隣国でまたも痛ましい「人災」が起きた。10月17日、韓国・ソウル郊外の野外ライブ会場で地下駐車場の換気口のふたが崩落。上に乗っていた観客が約15m下に転落し、16人が死亡した。在韓ジャーナリスト・藤原修平氏が語る。
「当日は主催者側が当局に『配置する』と説明していた安全要員がいなかったことが明らかになっており、事情聴取を受けた担当者が自殺する騒ぎとなった。また、警察は換気口の施工業者の工事に欠陥がなかったかも捜査を進めている」
安全対策の不備や手抜き工事など、「策を講じていれば防げた悲劇」は同国では数え切れないほどある。
約300人の犠牲者を出した4月のセウォル号沈没事故では、過積載などの法令違反に加えて船長・船員が乗客を見捨てて真っ先に逃げ出していた。
その半月後には信号装置の異常見逃しによるソウルの地下鉄の列車追突事故で約240人が負傷。
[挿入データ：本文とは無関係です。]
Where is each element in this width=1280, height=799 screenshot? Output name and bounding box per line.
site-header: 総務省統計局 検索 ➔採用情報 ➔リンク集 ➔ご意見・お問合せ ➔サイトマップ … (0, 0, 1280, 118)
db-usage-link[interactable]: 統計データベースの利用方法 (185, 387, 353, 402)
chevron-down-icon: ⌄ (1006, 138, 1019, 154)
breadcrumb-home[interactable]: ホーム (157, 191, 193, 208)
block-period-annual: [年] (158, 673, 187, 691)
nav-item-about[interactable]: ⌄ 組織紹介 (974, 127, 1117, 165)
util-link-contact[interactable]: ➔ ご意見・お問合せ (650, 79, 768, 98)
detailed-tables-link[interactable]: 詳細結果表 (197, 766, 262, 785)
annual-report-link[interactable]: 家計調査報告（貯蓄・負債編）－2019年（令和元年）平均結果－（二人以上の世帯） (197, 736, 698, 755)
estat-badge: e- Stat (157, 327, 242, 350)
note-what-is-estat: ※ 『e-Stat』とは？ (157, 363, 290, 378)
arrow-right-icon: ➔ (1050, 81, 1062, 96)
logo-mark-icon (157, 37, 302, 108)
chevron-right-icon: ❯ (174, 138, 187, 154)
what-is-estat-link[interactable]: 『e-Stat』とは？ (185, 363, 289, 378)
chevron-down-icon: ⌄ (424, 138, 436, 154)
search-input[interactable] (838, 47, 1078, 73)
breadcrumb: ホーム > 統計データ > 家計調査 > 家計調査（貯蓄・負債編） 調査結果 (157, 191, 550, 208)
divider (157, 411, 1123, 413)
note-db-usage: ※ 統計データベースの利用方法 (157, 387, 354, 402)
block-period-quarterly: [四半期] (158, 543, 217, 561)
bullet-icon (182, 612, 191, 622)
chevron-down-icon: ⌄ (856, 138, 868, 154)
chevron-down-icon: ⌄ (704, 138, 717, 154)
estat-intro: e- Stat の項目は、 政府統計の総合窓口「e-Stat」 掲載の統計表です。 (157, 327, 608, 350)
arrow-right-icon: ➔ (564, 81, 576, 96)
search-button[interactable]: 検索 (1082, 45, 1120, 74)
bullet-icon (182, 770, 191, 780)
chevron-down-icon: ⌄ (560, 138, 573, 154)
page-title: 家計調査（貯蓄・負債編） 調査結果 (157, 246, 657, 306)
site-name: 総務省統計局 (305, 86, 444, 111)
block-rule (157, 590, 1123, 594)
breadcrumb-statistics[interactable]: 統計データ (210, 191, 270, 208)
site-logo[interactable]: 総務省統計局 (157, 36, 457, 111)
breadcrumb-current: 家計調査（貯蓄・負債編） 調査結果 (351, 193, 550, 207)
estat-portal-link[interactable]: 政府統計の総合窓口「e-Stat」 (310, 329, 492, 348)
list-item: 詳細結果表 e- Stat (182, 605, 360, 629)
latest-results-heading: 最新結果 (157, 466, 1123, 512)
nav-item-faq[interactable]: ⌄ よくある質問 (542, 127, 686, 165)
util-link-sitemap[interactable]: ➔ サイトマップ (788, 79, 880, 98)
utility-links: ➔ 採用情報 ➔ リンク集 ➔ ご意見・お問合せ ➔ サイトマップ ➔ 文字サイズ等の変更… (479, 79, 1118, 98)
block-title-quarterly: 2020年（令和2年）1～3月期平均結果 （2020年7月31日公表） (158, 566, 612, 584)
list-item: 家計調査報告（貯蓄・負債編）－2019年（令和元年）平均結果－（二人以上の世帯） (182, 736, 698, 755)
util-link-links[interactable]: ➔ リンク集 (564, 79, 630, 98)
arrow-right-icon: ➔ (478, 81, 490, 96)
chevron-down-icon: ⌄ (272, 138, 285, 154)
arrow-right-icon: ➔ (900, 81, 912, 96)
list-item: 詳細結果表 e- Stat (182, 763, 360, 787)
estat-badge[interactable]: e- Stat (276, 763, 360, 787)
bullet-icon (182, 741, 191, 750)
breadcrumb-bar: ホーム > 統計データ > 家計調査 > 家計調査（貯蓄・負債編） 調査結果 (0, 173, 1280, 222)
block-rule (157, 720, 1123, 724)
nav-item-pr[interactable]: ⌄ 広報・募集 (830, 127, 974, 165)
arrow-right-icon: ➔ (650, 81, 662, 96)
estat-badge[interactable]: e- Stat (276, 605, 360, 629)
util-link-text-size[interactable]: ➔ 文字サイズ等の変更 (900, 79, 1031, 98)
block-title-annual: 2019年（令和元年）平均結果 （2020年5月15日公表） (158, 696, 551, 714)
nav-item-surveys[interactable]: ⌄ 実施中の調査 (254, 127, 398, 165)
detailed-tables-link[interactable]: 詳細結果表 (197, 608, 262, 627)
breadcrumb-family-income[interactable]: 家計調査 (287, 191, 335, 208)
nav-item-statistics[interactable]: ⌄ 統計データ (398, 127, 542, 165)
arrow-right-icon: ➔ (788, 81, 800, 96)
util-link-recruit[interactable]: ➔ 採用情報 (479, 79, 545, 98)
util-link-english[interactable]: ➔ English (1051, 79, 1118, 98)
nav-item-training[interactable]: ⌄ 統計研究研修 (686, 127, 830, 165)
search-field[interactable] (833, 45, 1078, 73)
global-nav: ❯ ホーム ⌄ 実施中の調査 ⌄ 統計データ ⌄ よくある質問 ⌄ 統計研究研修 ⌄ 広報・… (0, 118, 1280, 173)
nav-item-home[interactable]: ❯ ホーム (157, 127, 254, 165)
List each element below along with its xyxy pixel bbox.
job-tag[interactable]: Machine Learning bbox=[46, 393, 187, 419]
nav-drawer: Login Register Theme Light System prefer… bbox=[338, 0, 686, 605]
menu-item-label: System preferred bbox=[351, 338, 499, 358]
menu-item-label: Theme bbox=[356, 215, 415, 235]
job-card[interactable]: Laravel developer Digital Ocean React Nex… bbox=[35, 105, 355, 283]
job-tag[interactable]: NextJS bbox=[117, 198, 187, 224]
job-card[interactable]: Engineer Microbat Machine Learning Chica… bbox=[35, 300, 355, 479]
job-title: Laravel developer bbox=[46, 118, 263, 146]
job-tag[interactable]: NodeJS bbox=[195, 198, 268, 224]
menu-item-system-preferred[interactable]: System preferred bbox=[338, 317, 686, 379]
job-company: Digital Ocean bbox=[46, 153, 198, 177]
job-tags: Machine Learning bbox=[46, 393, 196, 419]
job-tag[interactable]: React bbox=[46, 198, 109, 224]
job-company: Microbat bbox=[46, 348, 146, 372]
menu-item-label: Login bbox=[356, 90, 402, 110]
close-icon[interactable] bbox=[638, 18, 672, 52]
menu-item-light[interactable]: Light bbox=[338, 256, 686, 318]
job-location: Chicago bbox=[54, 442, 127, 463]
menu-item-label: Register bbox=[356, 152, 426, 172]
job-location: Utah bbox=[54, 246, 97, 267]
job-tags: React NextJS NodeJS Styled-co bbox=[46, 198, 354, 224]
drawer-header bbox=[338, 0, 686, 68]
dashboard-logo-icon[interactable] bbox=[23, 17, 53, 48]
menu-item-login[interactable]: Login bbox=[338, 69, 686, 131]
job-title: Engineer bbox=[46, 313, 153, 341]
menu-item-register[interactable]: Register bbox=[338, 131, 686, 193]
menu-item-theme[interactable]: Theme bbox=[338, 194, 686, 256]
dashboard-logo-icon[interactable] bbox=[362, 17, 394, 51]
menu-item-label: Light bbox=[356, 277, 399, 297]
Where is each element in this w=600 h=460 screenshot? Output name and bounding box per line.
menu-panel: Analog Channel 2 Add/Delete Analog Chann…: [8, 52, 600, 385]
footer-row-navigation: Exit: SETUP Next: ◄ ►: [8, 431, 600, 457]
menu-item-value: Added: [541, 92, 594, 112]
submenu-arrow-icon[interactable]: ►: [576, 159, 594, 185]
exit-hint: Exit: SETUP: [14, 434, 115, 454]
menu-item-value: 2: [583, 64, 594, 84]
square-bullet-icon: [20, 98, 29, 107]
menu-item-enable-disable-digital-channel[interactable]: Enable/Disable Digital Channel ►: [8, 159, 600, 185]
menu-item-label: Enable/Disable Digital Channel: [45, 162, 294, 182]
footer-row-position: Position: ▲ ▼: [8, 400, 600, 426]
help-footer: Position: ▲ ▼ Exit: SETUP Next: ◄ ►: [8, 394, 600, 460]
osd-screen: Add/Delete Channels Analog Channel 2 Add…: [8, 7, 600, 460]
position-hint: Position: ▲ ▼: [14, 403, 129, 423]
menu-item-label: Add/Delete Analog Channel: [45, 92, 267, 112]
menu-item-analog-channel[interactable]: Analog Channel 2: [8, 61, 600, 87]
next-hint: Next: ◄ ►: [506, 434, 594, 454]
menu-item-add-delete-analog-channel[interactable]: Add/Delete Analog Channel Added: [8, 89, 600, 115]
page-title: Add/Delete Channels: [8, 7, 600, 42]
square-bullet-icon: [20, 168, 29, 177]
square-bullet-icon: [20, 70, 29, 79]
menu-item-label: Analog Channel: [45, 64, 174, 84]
今年2月にはリゾート施設で体育館の屋根が崩落し、10人が犠牲となった。
「1990年代には、漢江にかかる橋の崩落やソウルにあるデパートが営業中に崩壊するといった大事故が相次ぎ、500人以上の死者が出たこともあった。
その頃から安全管理の強化がしきりに叫ばれてきたが、なかなか改まらない。天災への備えも足りず、豪雨のたびに地下鉄や道路が浸水し、2012年7月の集中豪雨では建設中の堤防が流失した」(同前)
基礎的な技術力の欠如とともに、「手抜きが当たり前」との意識が垣間見える。